Whatever your political leanings and whatever you think of how the last election was won, you can be sure of one thing: the president and first lady are committed to the cause of helping all children acquire and productively use literacy. "No child left behind" will be the administration's mantra.
Skeptics will counter that this campaign is a diversionary tactic that absolves us (and the administration) of responsibility to address more fundamental issues of equity and the distribution of opportunity. But helping all children learn to read and write well is an equity and opportunity issue. Economic and social disparities will not disappear once everyone learns to read. But true universal literacy is likely to help narrow economic and social gaps.
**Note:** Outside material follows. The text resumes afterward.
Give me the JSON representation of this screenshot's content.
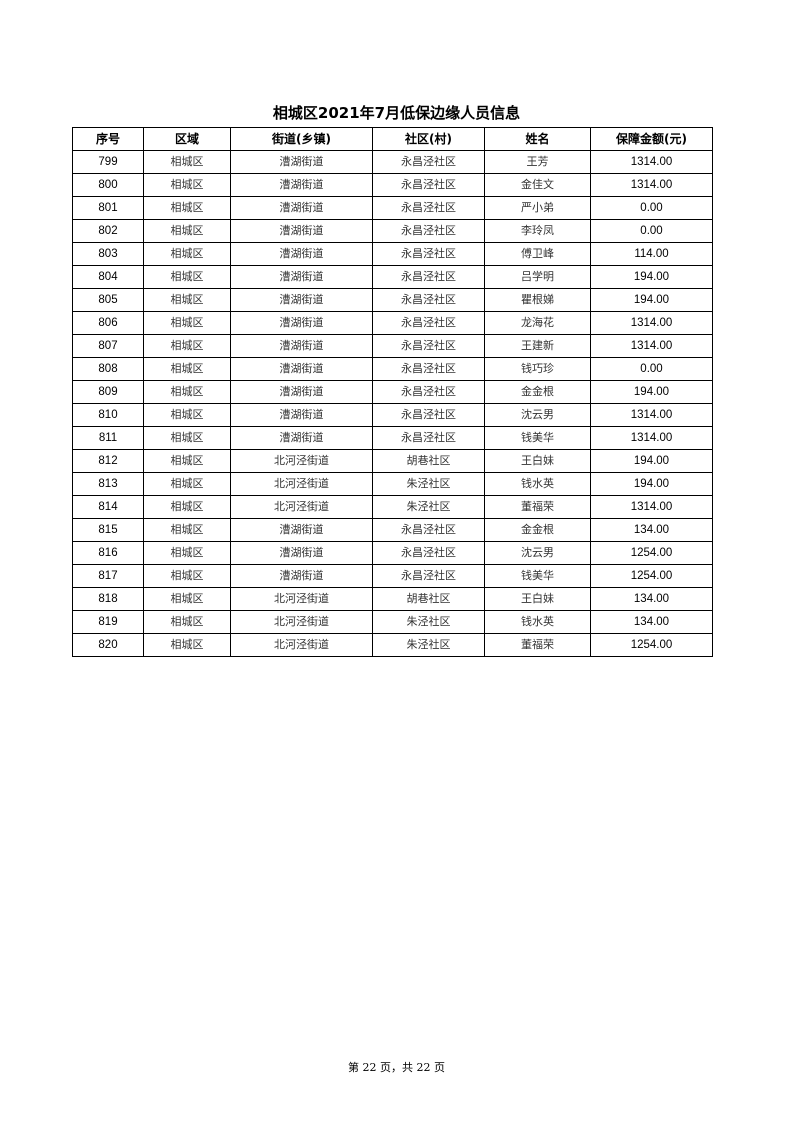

One of the meeting's participants said, "Learning to read is now a civil right." In this information age, the person who cannot read and write is deeply disadvantaged--intellectually, economically, socially, politically.
As the Bush administration launches its initiatives, it would be good to remember some of the things we are pretty sure of about helping children learn to read and write. We have often expended far too much energy on what we don't know or have conflicting evidence or opinions about. Certainly we must vigorously pursue additional knowledge. But just as certainly, we cannot let disagreement obscure what we have reasonable confidence about.
One thing we know is that reading is a complex act. It seems easy once you know how to do it, but reading requires the coordination of a number of processes: knowing letters and sounds, spelling patterns, the meaning of the words being read, how collections of words combine to form phrases and longer pieces of text and how to apply what you know in order to understand what you read. A reading program that ignores any of these is unlikely to be successful. "Back to basics" fans like to trumpet the line that "phonics works." But they're only partly right. Phonics in a vacuum--in the absence of purpose and meaning, in other words, interesting things to read and hear and talk about--won't help children learn to read well.